Bei den internen Prozessen ist es wichtig, diese so einfach wie möglich zu halten. Es geschieht aus meiner Sicht zu oft, dass Unternehmen zu schnell wachsen oder den Prozess schlicht und einfach zu kompliziert und zu aufwändig gestalten. Geschieht das geforderte Wachstum nicht mehr aus eigener Kraft, dann werden andere Firmen oder Produkte aufgekauft, integriert oder einfach zusätzlich ins Portfolio übernommen. Aus meiner Sicht sollte die Produktpalette klein, sinnvoll und übersichtlich aufgebaut sein. Nur so werden die Schnittstellen minimiert und das Fachwissen gefördert, das doch stark nachgelassen hat.

Vernetzung mit Industrie, Wissenschaft, Anwendern und Bildungsinstitutionen sind Voraussetzungen für zukünftig erfolgreiche Strategien. Wie setzen Sie dies mit Ihrem Unternehmen um?

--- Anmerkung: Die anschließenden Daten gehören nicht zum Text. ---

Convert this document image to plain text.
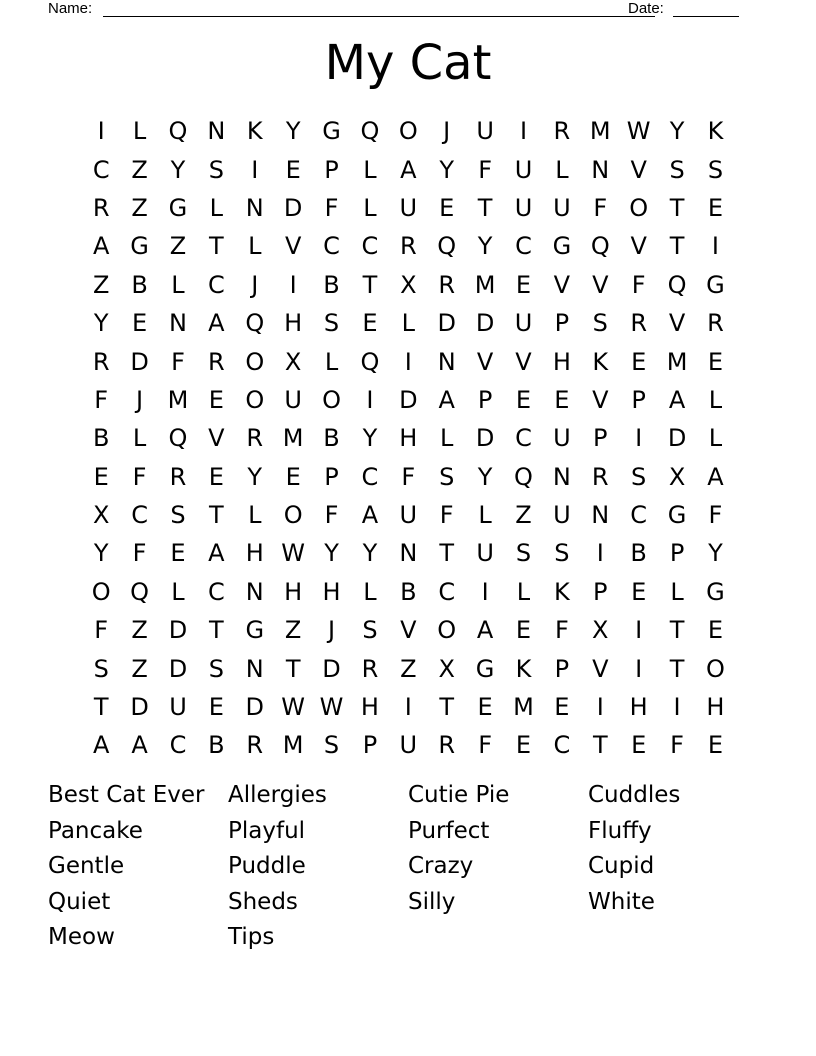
Name:	Date:
My Cat
I	L Q N K Y G Q O	J	U	I	R M W Y K
C Z Y S	I	E P	L A Y	F U L N V S S
R Z G L N D F	L U E T U U F O T E
A G Z T	L V C C R Q Y C G Q V T	I
Z B L C	J	I	B T X R M E V V F Q G
Y E N A Q H S E	L D D U P S R V R
R D F R O X L Q	I	N V V H K E M E
F	J	M E O U O	I	D A P E E V P A L
B L Q V R M B Y H L D C U P	I	D L
E F R E Y E P C F S Y Q N R S X A
X C S T	L O F A U F	L Z U N C G F
Y	F E A H W Y Y N T U S S	I	B P Y
O Q L C N H H L B C	I	L K P E	L G
F Z D T G Z	J	S V O A E F X	I	T E
S Z D S N T D R Z X G K P V	I	T O
T D U E D W W H	I	T E M E	I	H	I	H
A A C B R M S P U R F E C T E F E
Best Cat Ever	Allergies	Cutie Pie	Cuddles
Pancake	Playful	Purfect	Fluffy
Gentle	Puddle	Crazy	Cupid
Quiet	Sheds	Silly	White
Meow	Tips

Die Vernetzung ist ein wichtiger Bestandteil unter uns Unternehmern oder Führungspersonen. Zukünftig wird dieser Aspekt mehr in den unternehmerischen Fokus gelangen. Dieses Netzwerk sollte jedoch gepflegt und regelmässig genutzt werden; Qualität vor Quantität! Nur mit Hilfe gemeinsamer Projekte und Erfolgserlebnisse kann man dieses Netzwerk auch gezielt nutzen. Als sehr fördernd erachte ich den Austausch über den Markt, Problemstellungen etc. Grundlage dabei ist jedoch immer eine Vertrauensbasis, da der Austausch sonst unrealistisch oder oberflächlich wird. Dies ist ausserhalb der Branche sicherlich einfacher zu gestalten.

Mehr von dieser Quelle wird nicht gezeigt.